The general prohibition on “disproportionate” data sharing set out in § 23 no. 1 BVerfSchG does not cure these deficiencies. Despite the fact that the constitutional requirements for data sharing have been articulated in constitutional case-law in the years following the enactment of the law, the general prohibition in § 23 no. 1 BVerfSchG, at least when considered together with the obligation to share data set out in § 20(1) first sentence BVerfSchG, does not provide for a balancing process in which it can be ensured that data sharing will only occur in those cases where the necessary constitutional requirements are met.
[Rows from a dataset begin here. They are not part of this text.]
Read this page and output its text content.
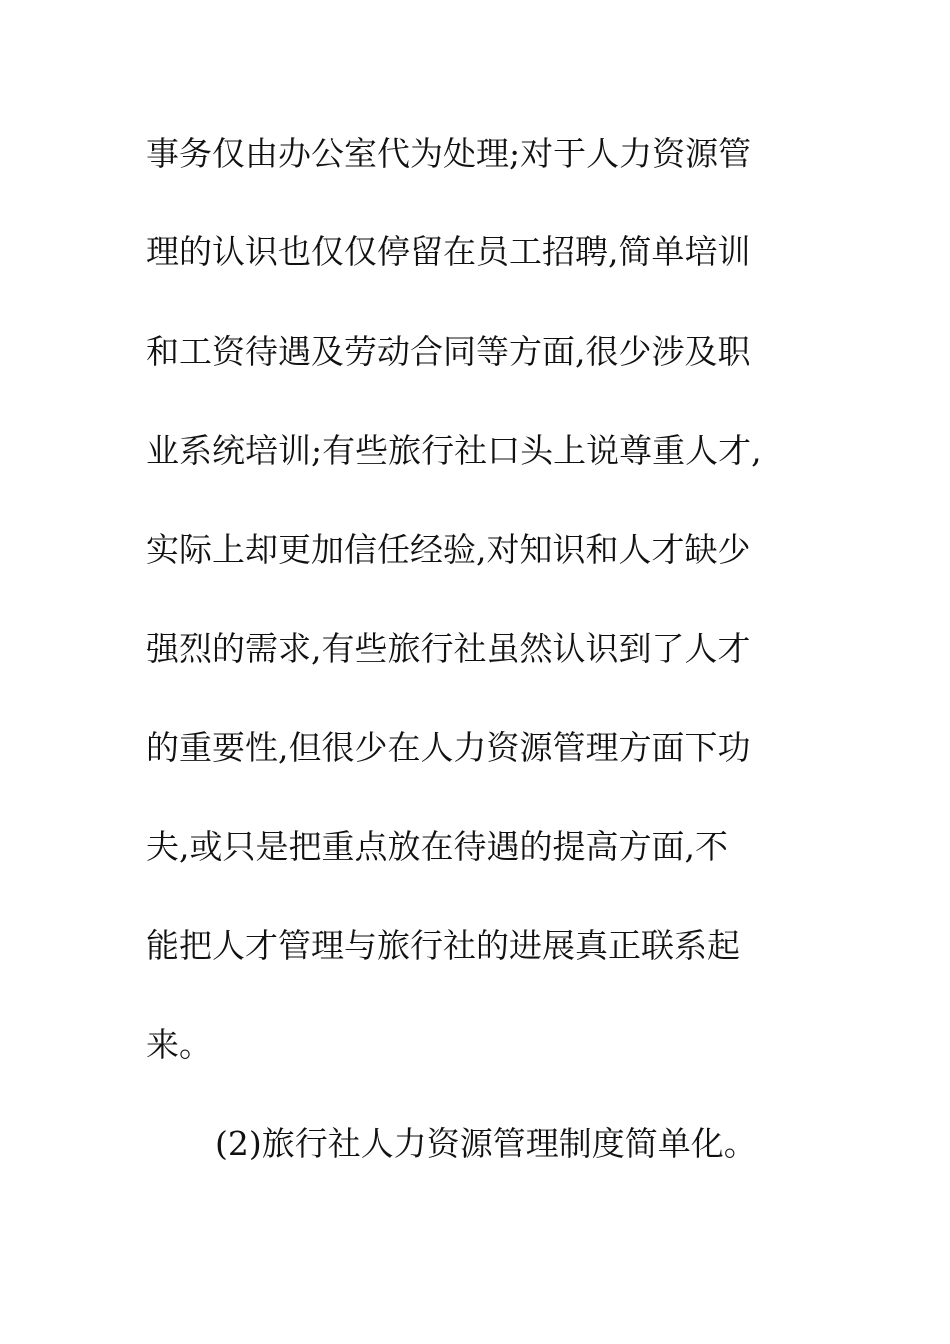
事务仅由办公室代为处理;对于人力资源管
理的认识也仅仅停留在员工招聘,简单培训
和工资待遇及劳动合同等方面,很少涉及职
业系统培训;有些旅行社口头上说尊重人才,
实际上却更加信任经验,对知识和人才缺少
强烈的需求,有些旅行社虽然认识到了人才
的重要性,但很少在人力资源管理方面下功
夫,或只是把重点放在待遇的提高方面,不
能把人才管理与旅行社的进展真正联系起
来。
(2)旅行社人力资源管理制度简单化。
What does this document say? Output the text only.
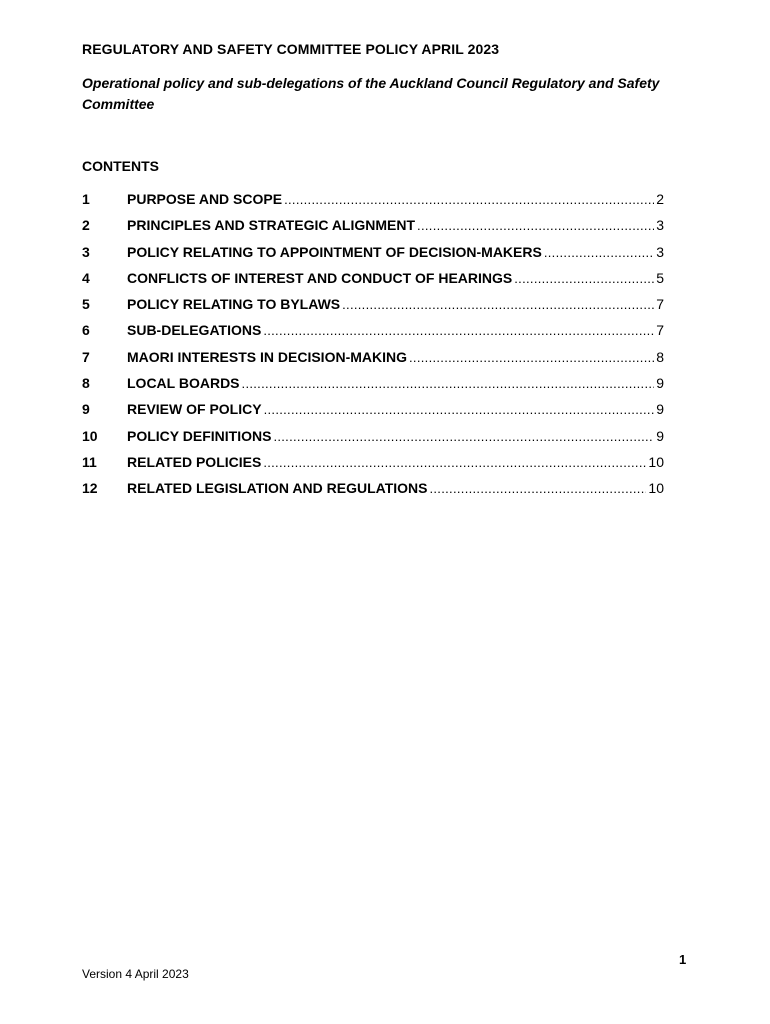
REGULATORY AND SAFETY COMMITTEE POLICY APRIL 2023
Operational policy and sub-delegations of the Auckland Council Regulatory and Safety Committee
CONTENTS
1	PURPOSE AND SCOPE .....	2
2	PRINCIPLES AND STRATEGIC ALIGNMENT .....	3
3	POLICY RELATING TO APPOINTMENT OF DECISION-MAKERS .....	3
4	CONFLICTS OF INTEREST AND CONDUCT OF HEARINGS .....	5
5	POLICY RELATING TO BYLAWS .....	7
6	SUB-DELEGATIONS .....	7
7	MAORI INTERESTS IN DECISION-MAKING .....	8
8	LOCAL BOARDS .....	9
9	REVIEW OF POLICY .....	9
10	POLICY DEFINITIONS .....	9
11	RELATED POLICIES .....	10
12	RELATED LEGISLATION AND REGULATIONS .....	10
1
Version 4 April 2023
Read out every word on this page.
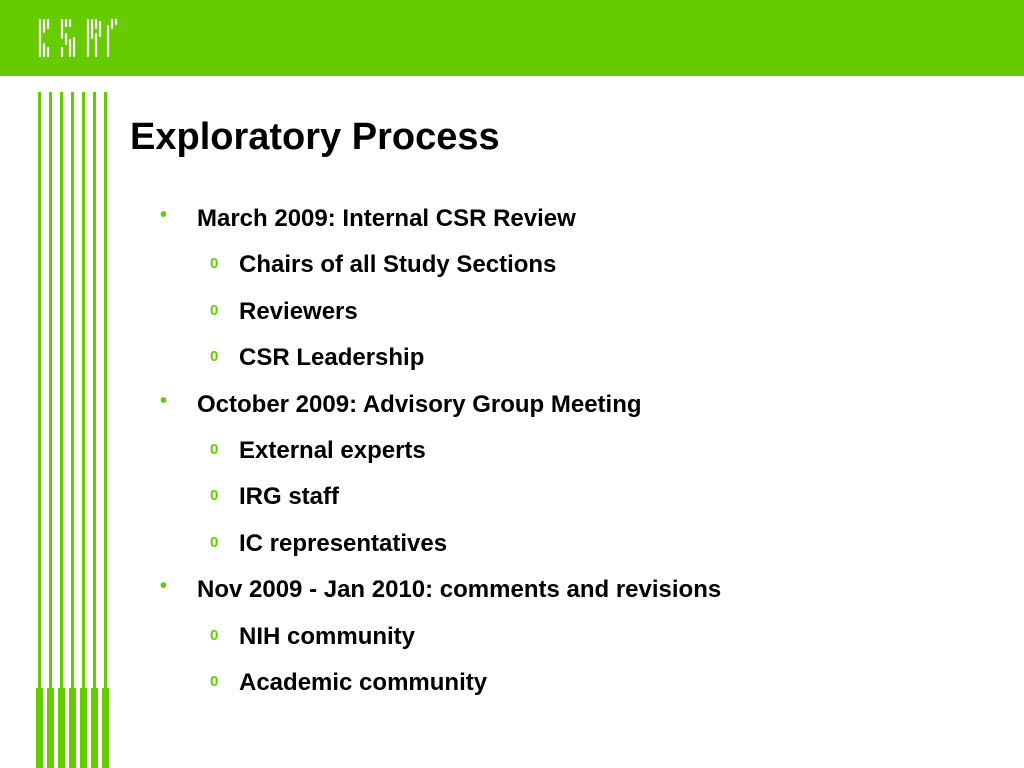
CSR
Exploratory Process
• March 2009: Internal CSR Review
0 Chairs of all Study Sections
0 Reviewers
0 CSR Leadership
• October 2009: Advisory Group Meeting
0 External experts
0 IRG staff
0 IC representatives
• Nov 2009 - Jan 2010: comments and revisions
0 NIH community
0 Academic community
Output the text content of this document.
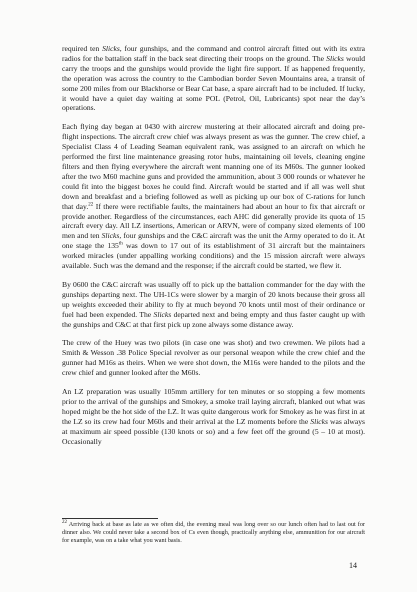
required ten Slicks, four gunships, and the command and control aircraft fitted out with its extra radios for the battalion staff in the back seat directing their troops on the ground. The Slicks would carry the troops and the gunships would provide the light fire support. If as happened frequently, the operation was across the country to the Cambodian border Seven Mountains area, a transit of some 200 miles from our Blackhorse or Bear Cat base, a spare aircraft had to be included. If lucky, it would have a quiet day waiting at some POL (Petrol, Oil, Lubricants) spot near the day’s operations.

Each flying day began at 0430 with aircrew mustering at their allocated aircraft and doing pre-flight inspections. The aircraft crew chief was always present as was the gunner. The crew chief, a Specialist Class 4 of Leading Seaman equivalent rank, was assigned to an aircraft on which he performed the first line maintenance greasing rotor hubs, maintaining oil levels, cleaning engine filters and then flying everywhere the aircraft went manning one of its M60s. The gunner looked after the two M60 machine guns and provided the ammunition, about 3 000 rounds or whatever he could fit into the biggest boxes he could find. Aircraft would be started and if all was well shut down and breakfast and a briefing followed as well as picking up our box of C-rations for lunch that day.$^{22}$ If there were rectifiable faults, the maintainers had about an hour to fix that aircraft or provide another. Regardless of the circumstances, each AHC did generally provide its quota of 15 aircraft every day. All LZ insertions, American or ARVN, were of company sized elements of 100 men and ten Slicks, four gunships and the C&C aircraft was the unit the Army operated to do it. At one stage the 135th was down to 17 out of its establishment of 31 aircraft but the maintainers worked miracles (under appalling working conditions) and the 15 mission aircraft were always available. Such was the demand and the response; if the aircraft could be started, we flew it.

By 0600 the C&C aircraft was usually off to pick up the battalion commander for the day with the gunships departing next. The UH-1Cs were slower by a margin of 20 knots because their gross all up weights exceeded their ability to fly at much beyond 70 knots until most of their ordinance or fuel had been expended. The Slicks departed next and being empty and thus faster caught up with the gunships and C&C at that first pick up zone always some distance away.

The crew of the Huey was two pilots (in case one was shot) and two crewmen. We pilots had a Smith & Wesson .38 Police Special revolver as our personal weapon while the crew chief and the gunner had M16s as theirs. When we were shot down, the M16s were handed to the pilots and the crew chief and gunner looked after the M60s.

An LZ preparation was usually 105mm artillery for ten minutes or so stopping a few moments prior to the arrival of the gunships and Smokey, a smoke trail laying aircraft, blanked out what was hoped might be the hot side of the LZ. It was quite dangerous work for Smokey as he was first in at the LZ so its crew had four M60s and their arrival at the LZ moments before the Slicks was always at maximum air speed possible (130 knots or so) and a few feet off the ground (5 – 10 at most). Occasionally

$^{22}$ Arriving back at base as late as we often did, the evening meal was long over so our lunch often had to last out for dinner also. We could never take a second box of Cs even though, practically anything else, ammunition for our aircraft for example, was on a take what you want basis.
14
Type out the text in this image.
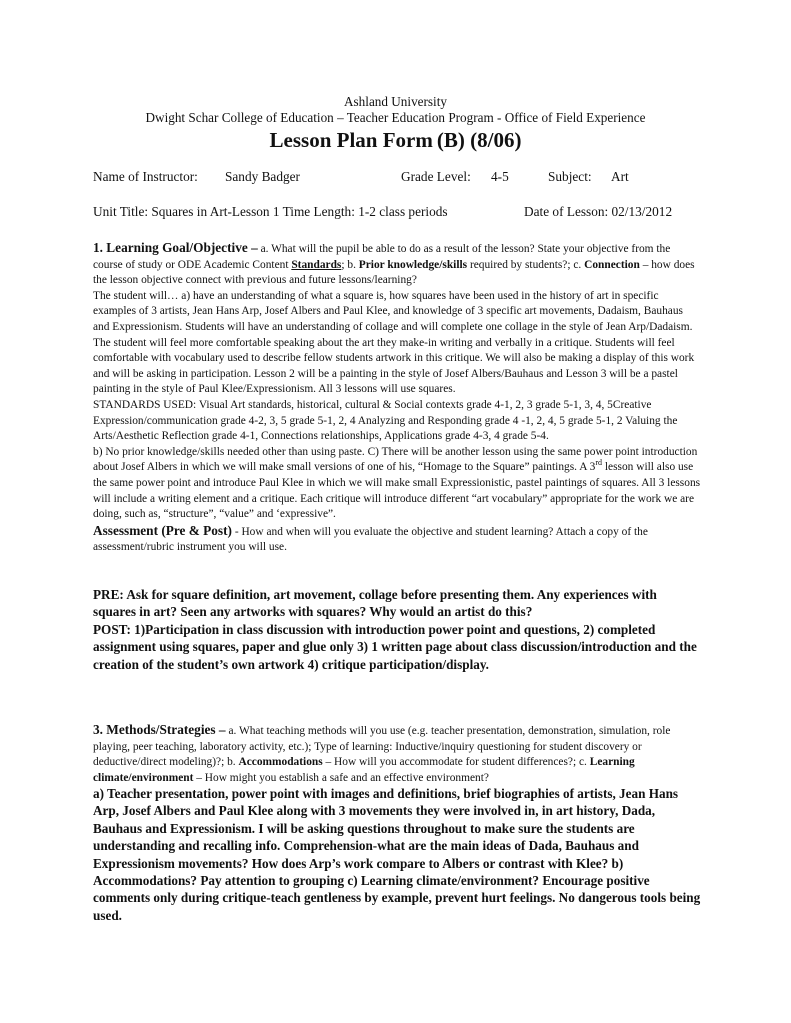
Ashland University
Dwight Schar College of Education – Teacher Education Program - Office of Field Experience
Lesson Plan Form (B) (8/06)
Name of Instructor: Sandy Badger	Grade Level: 4-5	Subject: Art
Unit Title: Squares in Art-Lesson 1 Time Length: 1-2 class periods	Date of Lesson: 02/13/2012

1. Learning Goal/Objective – a. What will the pupil be able to do as a result of the lesson? State your objective from the course of study or ODE Academic Content Standards; b. Prior knowledge/skills required by students?; c. Connection – how does the lesson objective connect with previous and future lessons/learning?

The student will… a) have an understanding of what a square is, how squares have been used in the history of art in specific examples of 3 artists, Jean Hans Arp, Josef Albers and Paul Klee, and knowledge of 3 specific art movements, Dadaism, Bauhaus and Expressionism. Students will have an understanding of collage and will complete one collage in the style of Jean Arp/Dadaism. The student will feel more comfortable speaking about the art they make-in writing and verbally in a critique. Students will feel comfortable with vocabulary used to describe fellow students artwork in this critique. We will also be making a display of this work and will be asking in participation. Lesson 2 will be a painting in the style of Josef Albers/Bauhaus and Lesson 3 will be a pastel painting in the style of Paul Klee/Expressionism. All 3 lessons will use squares.

STANDARDS USED: Visual Art standards, historical, cultural & Social contexts grade 4-1, 2, 3 grade 5-1, 3, 4, 5Creative Expression/communication grade 4-2, 3, 5 grade 5-1, 2, 4 Analyzing and Responding grade 4 -1, 2, 4, 5 grade 5-1, 2 Valuing the Arts/Aesthetic Reflection grade 4-1, Connections relationships, Applications grade 4-3, 4 grade 5-4.

b) No prior knowledge/skills needed other than using paste. C) There will be another lesson using the same power point introduction about Josef Albers in which we will make small versions of one of his, “Homage to the Square” paintings. A 3rd lesson will also use the same power point and introduce Paul Klee in which we will make small Expressionistic, pastel paintings of squares. All 3 lessons will include a writing element and a critique. Each critique will introduce different “art vocabulary” appropriate for the work we are doing, such as, “structure”, “value” and ‘expressive”.

Assessment (Pre & Post) - How and when will you evaluate the objective and student learning? Attach a copy of the assessment/rubric instrument you will use.

PRE: Ask for square definition, art movement, collage before presenting them. Any experiences with squares in art? Seen any artworks with squares? Why would an artist do this?

POST: 1)Participation in class discussion with introduction power point and questions, 2) completed assignment using squares, paper and glue only 3) 1 written page about class discussion/introduction and the creation of the student’s own artwork 4) critique participation/display.

3. Methods/Strategies – a. What teaching methods will you use (e.g. teacher presentation, demonstration, simulation, role playing, peer teaching, laboratory activity, etc.); Type of learning: Inductive/inquiry questioning for student discovery or deductive/direct modeling)?; b. Accommodations – How will you accommodate for student differences?; c. Learning climate/environment – How might you establish a safe and an effective environment?

a) Teacher presentation, power point with images and definitions, brief biographies of artists, Jean Hans Arp, Josef Albers and Paul Klee along with 3 movements they were involved in, in art history, Dada, Bauhaus and Expressionism. I will be asking questions throughout to make sure the students are understanding and recalling info. Comprehension-what are the main ideas of Dada, Bauhaus and Expressionism movements? How does Arp’s work compare to Albers or contrast with Klee? b) Accommodations? Pay attention to grouping c) Learning climate/environment? Encourage positive comments only during critique-teach gentleness by example, prevent hurt feelings. No dangerous tools being used.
The constitutionally required threshold for data sharing is also lacking. The challenged provisions authorise data sharing when there are factual indications that it is necessary for the prevention or prosecution of offences against state security. They thus allow data sharing independent of a sufficiently identifiable danger or factual indications giving rise to a suspicion.

3. Finally, the provisions do not contain sufficiently specific obligations to document the data sharing and to specify the statutory basis for data sharing, as is required under constitutional law.